Agosto 18th, 2010 at 10:21
Concordo pienamente con i due commenti sopra. Penso che in realta’ nessuno dei due grafici sia significativo. Ragionare in termini di bandwidth e’ totalmente fuorviante. E’ evidente che il traffico generato dai video sta crescendo in termini di occupazione di banda. Una metrica piu’ significativa potrebbe essere il numero assoluto di hits per i vari tipi di servizio.
Tra l’altro, ha senso separare Video e Web in quel modo? Scommetto che la maggior parte di quel traffico Video provenga da Youtube in un browser…
Agosto 18th, 2010 at 13:45
[…] leggete l'articolo. Poi per avere le idee ancora più chiare date un'occhiata a ManteBlog, LucaDeBiase e Bitcity. E non fermatevi: il tam tam è […]
Agosto 18th, 2010 at 17:02
[…] di marketing di Wired. Sono intervenuti per quanto ho visto: Giuseppe Granieri, Tiziano Caviglia, Massimo Mantellini e, velocemente, Nereo. blog analisi, anderson, considerazioni, de biase, web, wired […]
Agosto 19th, 2010 at 21:55
[…] pubblicitaria per vendere il glorioso giornale. Da noi lo raccontano, tra gli altri, raccontano Massimo Mantellini, Giuseppe Granieri, Tiziano Caviglia e soprattutto Luca De […]

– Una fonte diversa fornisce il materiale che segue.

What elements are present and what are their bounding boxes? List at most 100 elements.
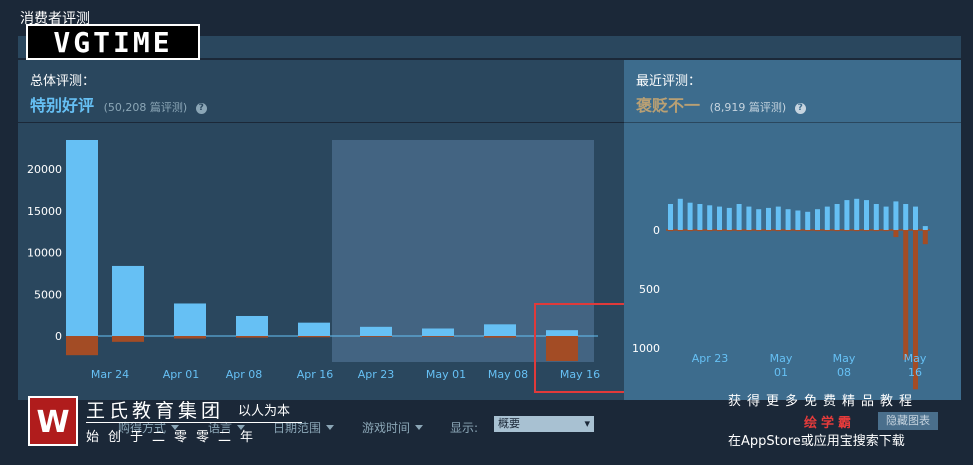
recent-histogram[interactable]: 05001000Apr 23 May01May08May16 <box>624 122 961 400</box>
positive-bar <box>785 209 791 230</box>
negative-bar <box>707 230 713 232</box>
positive-bar <box>677 198 683 230</box>
negative-bar <box>546 336 578 362</box>
negative-bar <box>854 230 860 232</box>
ad-subtitle: 始创于二零零二年 <box>86 430 263 445</box>
positive-bar <box>174 303 206 336</box>
positive-bar <box>112 265 144 336</box>
y-tick-label: 20000 <box>27 163 62 176</box>
ad-divider <box>86 422 302 423</box>
positive-bar <box>893 201 899 230</box>
positive-bar <box>824 206 830 230</box>
negative-bar <box>883 230 889 232</box>
negative-bar <box>824 230 830 232</box>
overall-reviews-header: 总体评测： 特别好评 (50,208 篇评测) ? <box>18 60 624 123</box>
negative-bar <box>726 230 732 232</box>
promo-line1: 获得更多免费精品教程 <box>728 394 919 409</box>
wangshi-logo: W <box>28 396 78 446</box>
promo-brand: 绘学霸 <box>804 416 856 431</box>
overall-reviews-panel: 总体评测： 特别好评 (50,208 篇评测) ? 20000 15000 1000… <box>18 60 624 400</box>
positive-bar <box>864 200 869 230</box>
overall-review-count: (50,208 篇评测) <box>103 101 188 114</box>
x-tick-label: Apr 23 <box>692 352 729 365</box>
recent-reviews-header: 最近评测： 褒贬不一 (8,919 篇评测) ? <box>624 60 961 123</box>
promo-line3: 在AppStore或应用宝搜索下载 <box>728 434 905 449</box>
x-tick-label: May 08 <box>488 368 528 381</box>
display-select[interactable]: 概要 ▾ <box>494 416 594 432</box>
y-tick-label: 0 <box>653 224 660 237</box>
y-tick-label: 5000 <box>34 288 62 301</box>
display-select-value: 概要 <box>498 417 520 430</box>
positive-bar <box>854 198 860 230</box>
negative-bar <box>422 336 454 337</box>
chevron-down-icon: ▾ <box>584 417 590 430</box>
negative-bar <box>174 336 206 339</box>
negative-bar <box>668 230 673 232</box>
negative-bar <box>360 336 392 337</box>
negative-bar <box>903 230 909 360</box>
x-tick-label: 08 <box>837 366 851 379</box>
positive-bar <box>697 204 703 230</box>
negative-bar <box>893 230 899 238</box>
question-icon[interactable]: ? <box>794 103 806 114</box>
positive-bar <box>873 204 879 230</box>
positive-bar <box>736 204 742 230</box>
negative-bar <box>756 230 762 232</box>
positive-bar <box>484 324 516 336</box>
positive-bar <box>726 207 732 230</box>
negative-bar <box>746 230 752 232</box>
positive-bar <box>360 326 392 336</box>
positive-bar <box>668 204 673 230</box>
question-icon[interactable]: ? <box>195 103 207 114</box>
y-tick-label: 10000 <box>27 247 62 260</box>
recent-review-count: (8,919 篇评测) <box>709 101 787 114</box>
negative-bar <box>922 230 928 245</box>
x-tick-label: Mar 24 <box>91 368 129 381</box>
positive-bar <box>766 207 771 230</box>
negative-bar <box>112 336 144 342</box>
x-tick-label: Apr 01 <box>163 368 200 381</box>
positive-bar <box>844 200 850 230</box>
positive-bar <box>687 202 693 230</box>
positive-bar <box>903 204 909 230</box>
overall-rating: 特别好评 (50,208 篇评测) ? <box>30 92 207 116</box>
recent-reviews-title: 最近评测： <box>636 74 702 89</box>
positive-bar <box>546 330 578 336</box>
positive-bar <box>717 206 722 230</box>
positive-bar <box>236 315 268 336</box>
chevron-down-icon <box>415 425 424 430</box>
display-label: 显示: <box>450 421 479 435</box>
x-tick-label: May <box>833 352 856 365</box>
positive-bar <box>756 209 762 230</box>
positive-bar <box>795 210 801 230</box>
y-tick-label: 500 <box>639 283 660 296</box>
negative-bar <box>717 230 722 232</box>
positive-bar <box>422 328 454 336</box>
x-tick-label: May 01 <box>426 368 466 381</box>
positive-bar <box>775 206 781 230</box>
x-tick-label: 16 <box>908 366 922 379</box>
positive-bar <box>883 206 889 230</box>
negative-bar <box>687 230 693 232</box>
negative-bar <box>697 230 703 232</box>
overall-histogram[interactable]: 20000 15000 10000 5000 0 Mar 24 Apr 01 Apr 08 Ap… <box>18 122 624 400</box>
y-tick-label: 0 <box>55 330 62 343</box>
negative-bar <box>873 230 879 232</box>
negative-bar <box>844 230 850 232</box>
x-tick-label: Apr 08 <box>226 368 263 381</box>
negative-bar <box>834 230 840 232</box>
recent-rating-text: 褒贬不一 <box>636 96 701 115</box>
positive-bar <box>922 226 928 230</box>
negative-bar <box>677 230 683 232</box>
negative-bar <box>736 230 742 232</box>
positive-bar <box>834 204 840 230</box>
y-tick-label: 15000 <box>27 205 62 218</box>
positive-bar <box>805 211 811 230</box>
negative-bar <box>795 230 801 232</box>
negative-bar <box>805 230 811 232</box>
negative-bar <box>775 230 781 232</box>
recent-rating: 褒贬不一 (8,919 篇评测) ? <box>636 92 806 116</box>
negative-bar <box>236 336 268 338</box>
negative-bar <box>864 230 869 232</box>
positive-bar <box>298 322 330 336</box>
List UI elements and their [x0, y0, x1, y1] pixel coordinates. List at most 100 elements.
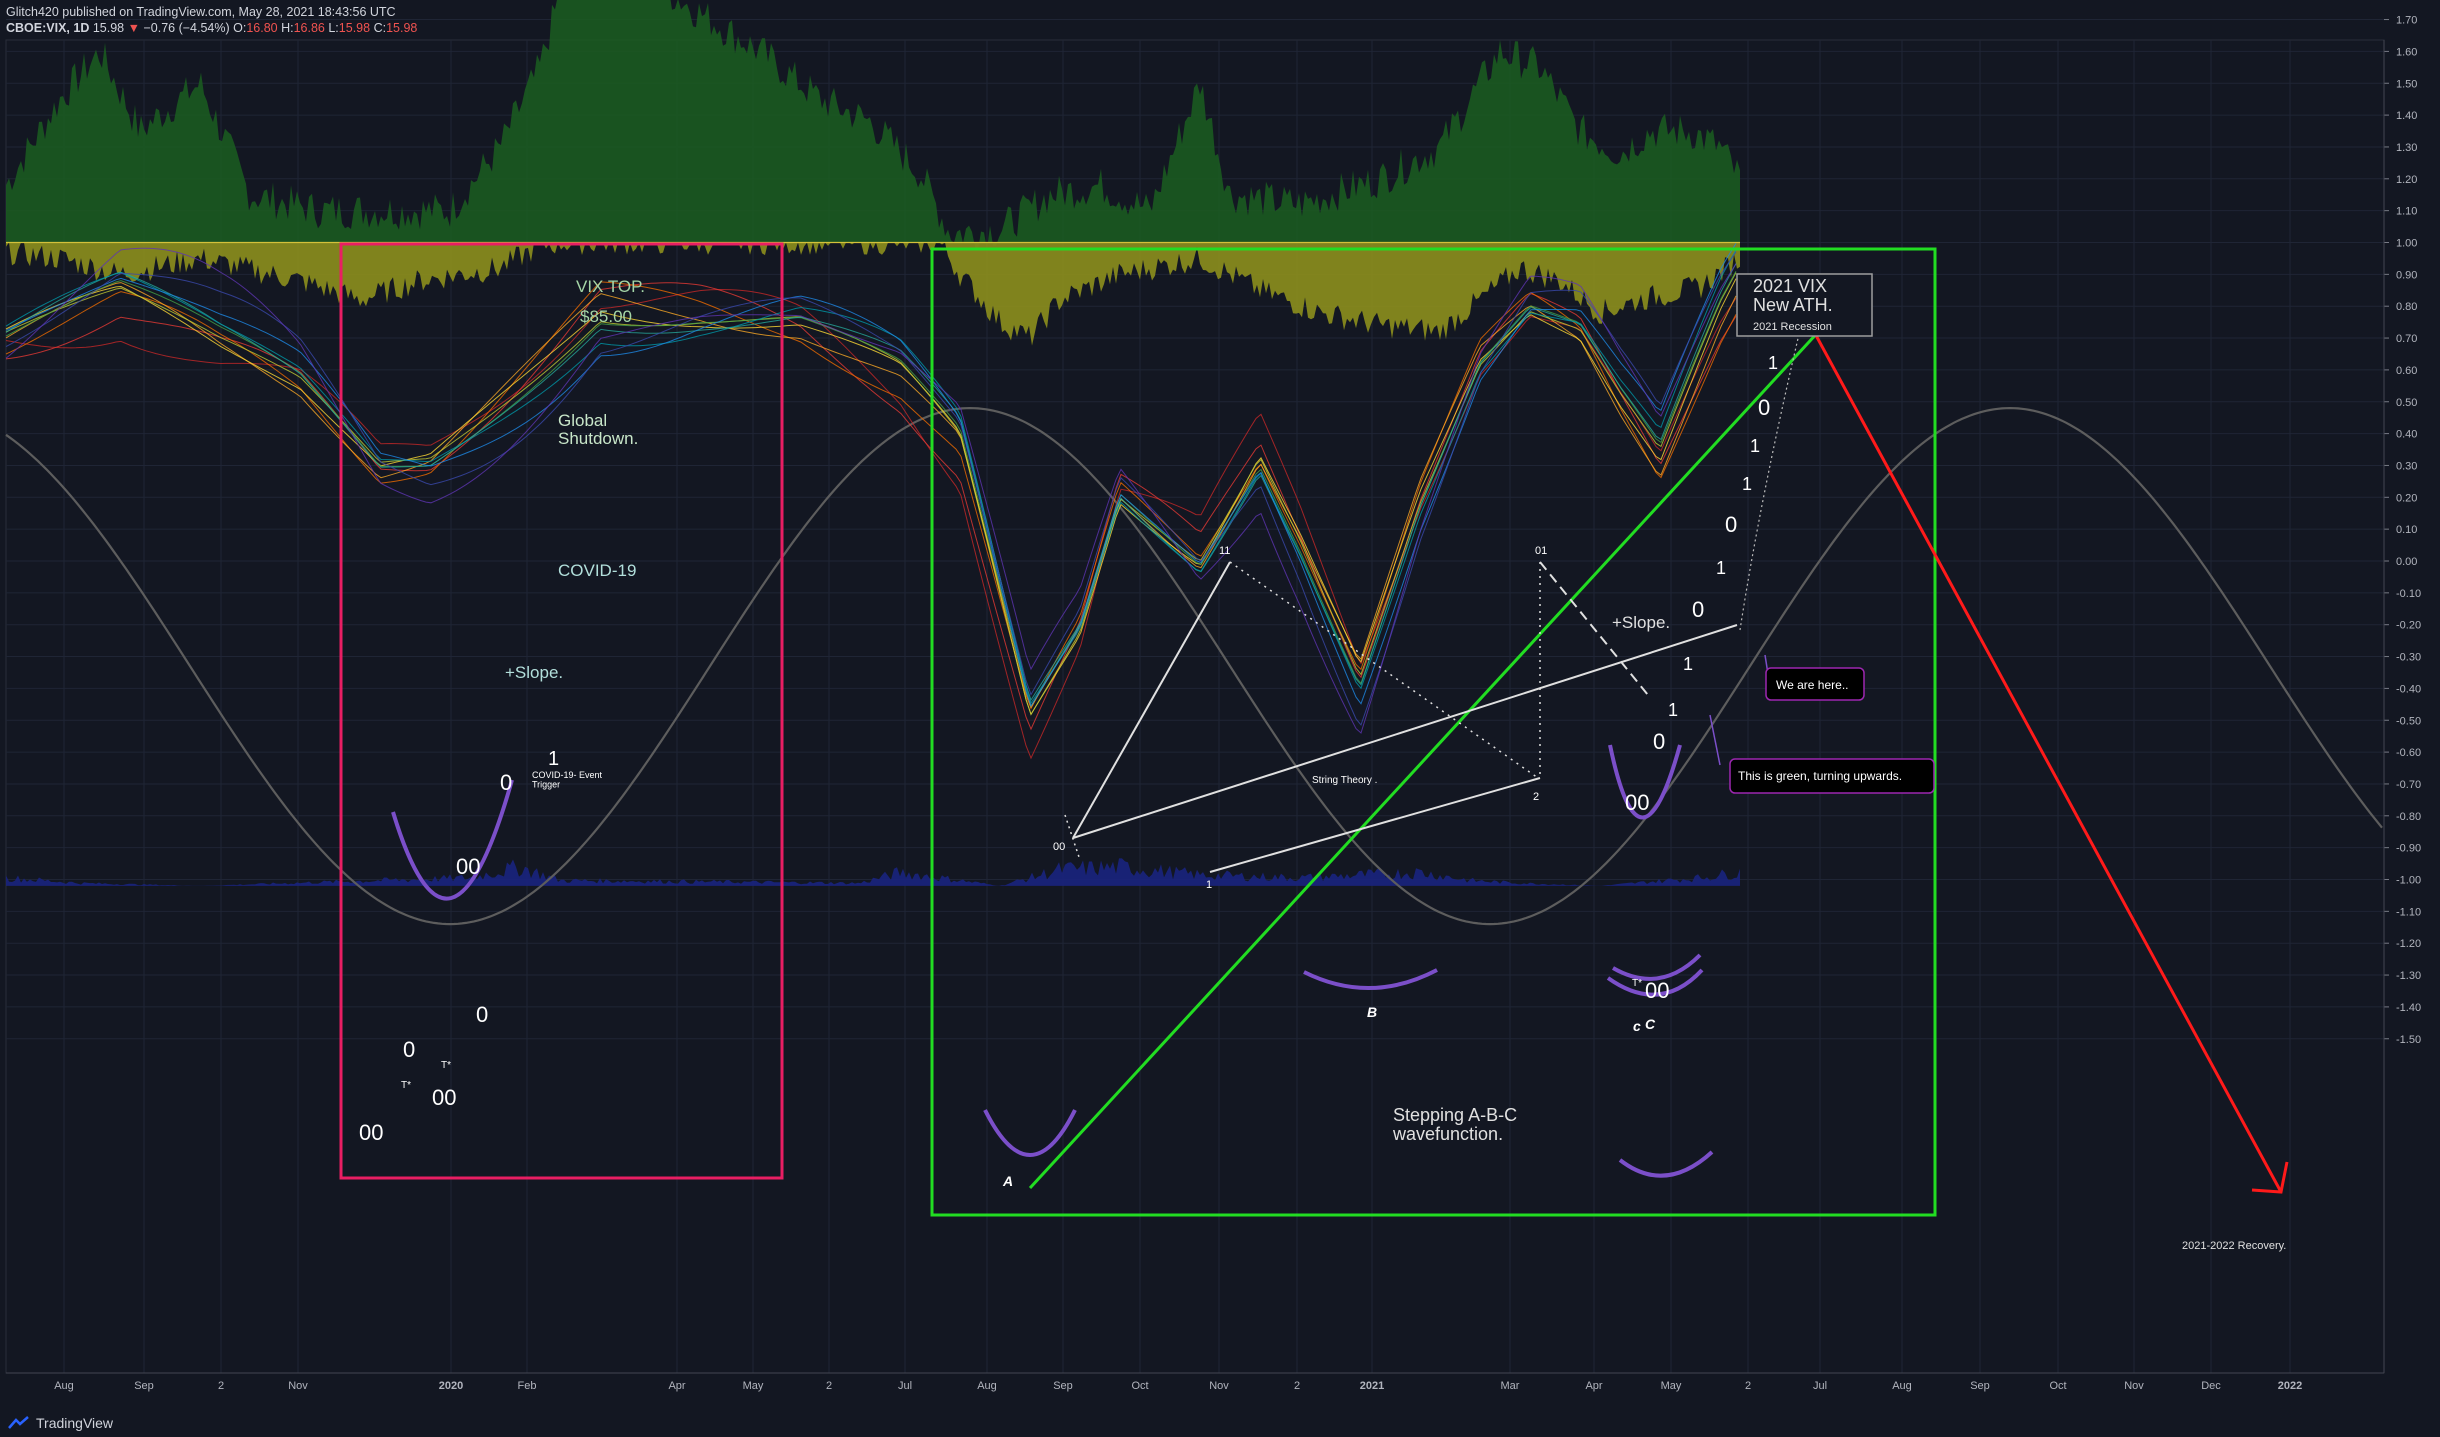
purple-arc-future [1618, 1150, 1714, 1178]
x-tick-label: Jul [1813, 1380, 1827, 1392]
label-string-theory: String Theory . [1312, 775, 1377, 786]
y-tick-label: -0.90 [2396, 843, 2421, 855]
y-tick-label: 1.50 [2396, 78, 2417, 90]
wave-count-digit: 0 [1758, 395, 1770, 420]
label-recovery: 2021-2022 Recovery. [2182, 1240, 2286, 1252]
label-B: B [1367, 1004, 1377, 1020]
wave-count-digit: 1 [1668, 700, 1678, 720]
x-tick-label: Sep [1053, 1380, 1073, 1392]
x-tick-label: Sep [1970, 1380, 1990, 1392]
string-line-1 [1072, 561, 1231, 839]
label-slope-2: +Slope. [1612, 613, 1670, 632]
label-00-small: 00 [1053, 841, 1065, 853]
wave-count-digit: 00 [432, 1085, 456, 1110]
red-arrow-head [2251, 1161, 2289, 1194]
y-tick-label: 1.70 [2396, 15, 2417, 27]
y-tick-label: 1.30 [2396, 142, 2417, 154]
x-tick-label: Jul [898, 1380, 912, 1392]
olive-area [6, 242, 1740, 346]
y-tick-label: 0.80 [2396, 301, 2417, 313]
label-we-are-here: We are here.. [1776, 678, 1848, 692]
callout-pointer-2 [1709, 714, 1721, 766]
y-tick-label: -1.40 [2396, 1002, 2421, 1014]
ribbon-line [5, 263, 1737, 702]
x-tick-label: Oct [2049, 1380, 2066, 1392]
wave-count-digit: 00 [359, 1120, 383, 1145]
x-tick-label: 2020 [439, 1380, 463, 1392]
wave-count-digit: 1 [1768, 353, 1778, 373]
label-slope-1: +Slope. [505, 663, 563, 682]
y-tick-label: 0.50 [2396, 397, 2417, 409]
wave-count-digit: 1 [1750, 436, 1760, 456]
label-covid-trigger: COVID-19- Event Trigger [532, 770, 603, 789]
x-tick-label: Apr [668, 1380, 685, 1392]
ribbon-line [5, 278, 1737, 716]
ribbon-line [5, 271, 1737, 708]
wave-count-digit: T* [1632, 978, 1642, 989]
x-tick-label: Nov [2124, 1380, 2144, 1392]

Agosto 28th, 2010 at 11:15
Wired o no, penso che non si discosti dalla realtà il fatto che il tempo (costante) una volta impiegato nel browsing ipertestuale senza meta, ora viene ridotto a vantaggio di P2P e social site (youtube compreso).
Da lì a dire che è il web è morto certo c’è ne passa, ma a mio avviso nelle provocazioni va colto anche l’aspetto propositivo.
Del resto è stato proprio Anderson che parlava di coda lunga ed ora si accorge che la testa è diventata ancora più grossa.